Agostino was present at his brother's party, where he conversed with a man shortly before Marco's assassination, criticizing his brother's governance of Venice, and dismissing the party as a gimmick. Agostino remained at the party long enough to witness Marco's assassination by a shot from Ezio's Hidden Gun.
Tenure as Doge
- Ezio: "È un onore fare la vostra conoscenza, illustrissimo. (It is an honor to make your acquaintance, Doge.) I am sorry for the loss of your brother."
- Agostino: "He had it coming. He was bought and paid for by the Borgia, a mistake I have no intention of making."
- ―Agostino, shortly after the assassination of Marco.[src]
After Marco's death in 1486, Agostino met with the Assassins Ezio Auditore and Antonio de Magianis in the Palazzo della Seta, which had once belonged to Agostino's assassinated cousin Emilio. As at the time he was still only the Doge-elect, and did not yet have the power to act, Agostino confided in the two that his Templar cousin, Silvio Barbarigo, had taken over the Arsenal Shipyard with at least 200 mercenaries at his command.
He explained that this threatened his appointment to become Doge, and helped them devise a plan to assassinate Silvio. Afterward, Agostino promised that he would not ally himself with the Borgia, as his brother and cousins had.
After the Assassins succeeded in killing Silvio and freeing the Castello District, Agostino was successfully inaugurated as Doge. Agostino then helped to create a coalition against Charles VIII of France, after which he managed to gain territory on the mainland of Italy.
Despite his promise to the Assassins that he would not turn out as his brother had, by 1501, Agostino had been corrupted by power, and by the Borgia.
Upon discovering this corruption, the Assassins sent Agostino four threatening letters, each of which had been powdered with small doses of poison by Tessa Varzi. One letter warned him that "old friends" had come to settle a debt, and in a panic, Agostino visited several moneylenders and mercenaries around the city, paying his outstanding debts and apologizing for his tardiness.
However, upon receiving a letter advising him to "watch the sky" as it would soon fall upon him, Agostino stayed indoors for two days, screaming at the rooftops.

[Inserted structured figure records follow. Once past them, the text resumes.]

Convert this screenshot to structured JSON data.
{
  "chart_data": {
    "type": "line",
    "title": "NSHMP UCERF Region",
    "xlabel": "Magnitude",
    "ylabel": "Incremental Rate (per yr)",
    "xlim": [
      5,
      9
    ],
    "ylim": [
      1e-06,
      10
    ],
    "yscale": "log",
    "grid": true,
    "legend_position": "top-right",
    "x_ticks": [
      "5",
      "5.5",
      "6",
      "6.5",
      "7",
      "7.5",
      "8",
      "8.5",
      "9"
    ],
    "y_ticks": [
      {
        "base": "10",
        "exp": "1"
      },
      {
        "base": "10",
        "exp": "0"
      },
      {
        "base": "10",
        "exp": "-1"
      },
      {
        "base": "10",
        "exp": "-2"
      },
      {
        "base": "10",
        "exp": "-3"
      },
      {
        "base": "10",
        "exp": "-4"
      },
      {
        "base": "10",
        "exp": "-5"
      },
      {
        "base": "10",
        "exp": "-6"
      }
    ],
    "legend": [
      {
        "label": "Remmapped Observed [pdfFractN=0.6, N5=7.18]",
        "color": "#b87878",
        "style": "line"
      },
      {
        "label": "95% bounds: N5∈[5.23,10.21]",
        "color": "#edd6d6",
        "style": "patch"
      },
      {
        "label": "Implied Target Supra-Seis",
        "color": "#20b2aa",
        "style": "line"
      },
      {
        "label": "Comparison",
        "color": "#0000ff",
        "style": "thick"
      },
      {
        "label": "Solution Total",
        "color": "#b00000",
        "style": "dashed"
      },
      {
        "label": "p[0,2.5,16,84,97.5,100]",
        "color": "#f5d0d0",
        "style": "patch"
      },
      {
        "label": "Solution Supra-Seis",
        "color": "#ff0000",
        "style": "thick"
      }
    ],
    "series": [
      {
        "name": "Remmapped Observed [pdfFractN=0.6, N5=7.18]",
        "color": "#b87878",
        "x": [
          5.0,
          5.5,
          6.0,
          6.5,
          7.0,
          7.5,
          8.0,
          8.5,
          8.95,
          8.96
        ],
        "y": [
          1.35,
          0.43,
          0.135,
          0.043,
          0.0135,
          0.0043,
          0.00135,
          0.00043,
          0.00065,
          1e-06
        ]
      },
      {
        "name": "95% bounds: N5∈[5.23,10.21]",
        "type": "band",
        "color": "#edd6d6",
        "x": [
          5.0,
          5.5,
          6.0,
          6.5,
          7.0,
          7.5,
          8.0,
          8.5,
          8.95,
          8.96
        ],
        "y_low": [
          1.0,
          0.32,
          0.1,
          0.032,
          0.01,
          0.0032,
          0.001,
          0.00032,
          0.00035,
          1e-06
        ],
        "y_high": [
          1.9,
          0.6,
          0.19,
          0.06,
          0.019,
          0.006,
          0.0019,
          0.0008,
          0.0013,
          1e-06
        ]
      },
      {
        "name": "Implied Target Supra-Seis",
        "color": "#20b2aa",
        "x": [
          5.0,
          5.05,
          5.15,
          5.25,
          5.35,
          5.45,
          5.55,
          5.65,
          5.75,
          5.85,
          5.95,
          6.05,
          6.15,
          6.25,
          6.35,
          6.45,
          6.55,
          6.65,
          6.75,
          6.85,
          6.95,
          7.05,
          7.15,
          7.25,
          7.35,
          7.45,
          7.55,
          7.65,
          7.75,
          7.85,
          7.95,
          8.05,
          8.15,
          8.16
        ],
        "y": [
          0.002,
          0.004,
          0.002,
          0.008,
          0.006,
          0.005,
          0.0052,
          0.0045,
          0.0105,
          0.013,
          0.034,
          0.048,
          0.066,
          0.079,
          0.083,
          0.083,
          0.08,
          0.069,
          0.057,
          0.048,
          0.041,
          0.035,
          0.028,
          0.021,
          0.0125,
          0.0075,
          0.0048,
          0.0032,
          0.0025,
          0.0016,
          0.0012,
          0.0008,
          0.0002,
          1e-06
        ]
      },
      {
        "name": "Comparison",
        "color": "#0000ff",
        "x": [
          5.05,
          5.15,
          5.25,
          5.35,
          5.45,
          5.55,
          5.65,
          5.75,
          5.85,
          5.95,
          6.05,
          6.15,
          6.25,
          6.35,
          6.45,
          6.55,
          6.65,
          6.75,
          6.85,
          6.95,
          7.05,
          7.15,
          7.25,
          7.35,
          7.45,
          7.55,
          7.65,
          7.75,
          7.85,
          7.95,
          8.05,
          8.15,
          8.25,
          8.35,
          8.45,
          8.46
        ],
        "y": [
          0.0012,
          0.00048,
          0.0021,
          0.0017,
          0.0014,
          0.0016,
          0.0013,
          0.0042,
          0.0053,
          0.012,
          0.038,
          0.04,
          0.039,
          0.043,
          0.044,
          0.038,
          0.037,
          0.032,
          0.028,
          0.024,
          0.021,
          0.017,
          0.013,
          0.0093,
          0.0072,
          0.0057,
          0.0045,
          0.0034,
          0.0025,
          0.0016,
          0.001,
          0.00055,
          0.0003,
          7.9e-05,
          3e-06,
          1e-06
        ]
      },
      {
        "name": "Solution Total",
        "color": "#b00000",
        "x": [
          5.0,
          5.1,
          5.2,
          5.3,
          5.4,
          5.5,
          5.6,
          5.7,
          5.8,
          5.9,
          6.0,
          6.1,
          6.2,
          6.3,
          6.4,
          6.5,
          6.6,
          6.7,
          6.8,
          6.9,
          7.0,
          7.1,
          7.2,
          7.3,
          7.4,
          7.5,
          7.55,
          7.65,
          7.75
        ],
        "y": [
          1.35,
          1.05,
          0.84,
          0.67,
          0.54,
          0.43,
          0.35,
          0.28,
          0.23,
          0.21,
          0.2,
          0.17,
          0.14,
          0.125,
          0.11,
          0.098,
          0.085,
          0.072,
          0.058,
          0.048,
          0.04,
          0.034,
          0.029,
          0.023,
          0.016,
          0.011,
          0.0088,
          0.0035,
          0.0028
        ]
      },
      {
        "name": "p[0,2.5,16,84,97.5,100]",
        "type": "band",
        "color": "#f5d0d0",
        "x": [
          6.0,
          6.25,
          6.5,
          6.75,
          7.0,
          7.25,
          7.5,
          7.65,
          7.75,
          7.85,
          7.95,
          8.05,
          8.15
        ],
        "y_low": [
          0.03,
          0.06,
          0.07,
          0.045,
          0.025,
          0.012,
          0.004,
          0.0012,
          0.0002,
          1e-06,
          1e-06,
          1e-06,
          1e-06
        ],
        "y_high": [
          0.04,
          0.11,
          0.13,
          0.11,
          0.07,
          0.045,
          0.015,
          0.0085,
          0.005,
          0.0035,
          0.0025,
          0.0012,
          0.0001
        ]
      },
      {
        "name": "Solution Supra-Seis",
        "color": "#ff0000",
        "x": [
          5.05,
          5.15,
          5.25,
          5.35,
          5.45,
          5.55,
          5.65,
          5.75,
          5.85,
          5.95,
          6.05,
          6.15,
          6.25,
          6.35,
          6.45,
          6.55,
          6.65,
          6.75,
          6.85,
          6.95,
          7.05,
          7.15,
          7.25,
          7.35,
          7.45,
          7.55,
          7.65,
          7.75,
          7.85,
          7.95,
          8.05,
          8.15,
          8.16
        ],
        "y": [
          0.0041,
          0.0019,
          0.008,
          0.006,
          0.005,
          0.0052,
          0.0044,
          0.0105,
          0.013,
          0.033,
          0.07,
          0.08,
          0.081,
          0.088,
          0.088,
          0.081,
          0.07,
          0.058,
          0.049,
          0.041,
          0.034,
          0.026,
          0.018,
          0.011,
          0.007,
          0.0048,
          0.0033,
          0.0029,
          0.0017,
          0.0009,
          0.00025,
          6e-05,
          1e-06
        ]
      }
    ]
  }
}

Soon afterwards, Agostino fell ill and died on 20 September 1501, as a disappointment to all of Italy.
Antonio Loredan, brother of the new Doge, charged him with receiving bottles of wine as gifts, then reselling them tax free "beneath the staircase of the prisons." In addition, Agostino was also charged with extortion and nepotism.
- In Assassin's Creed: Project Legacy, Agostino dresses almost identically to Carlo Grimaldi. He also has a considerably lighter build, and is not wearing the corno ducale (Doge's hat).
- Agostino is Italian variant of the name Augustinus, "great, venerable," ultimately from Latin augere, "to increase."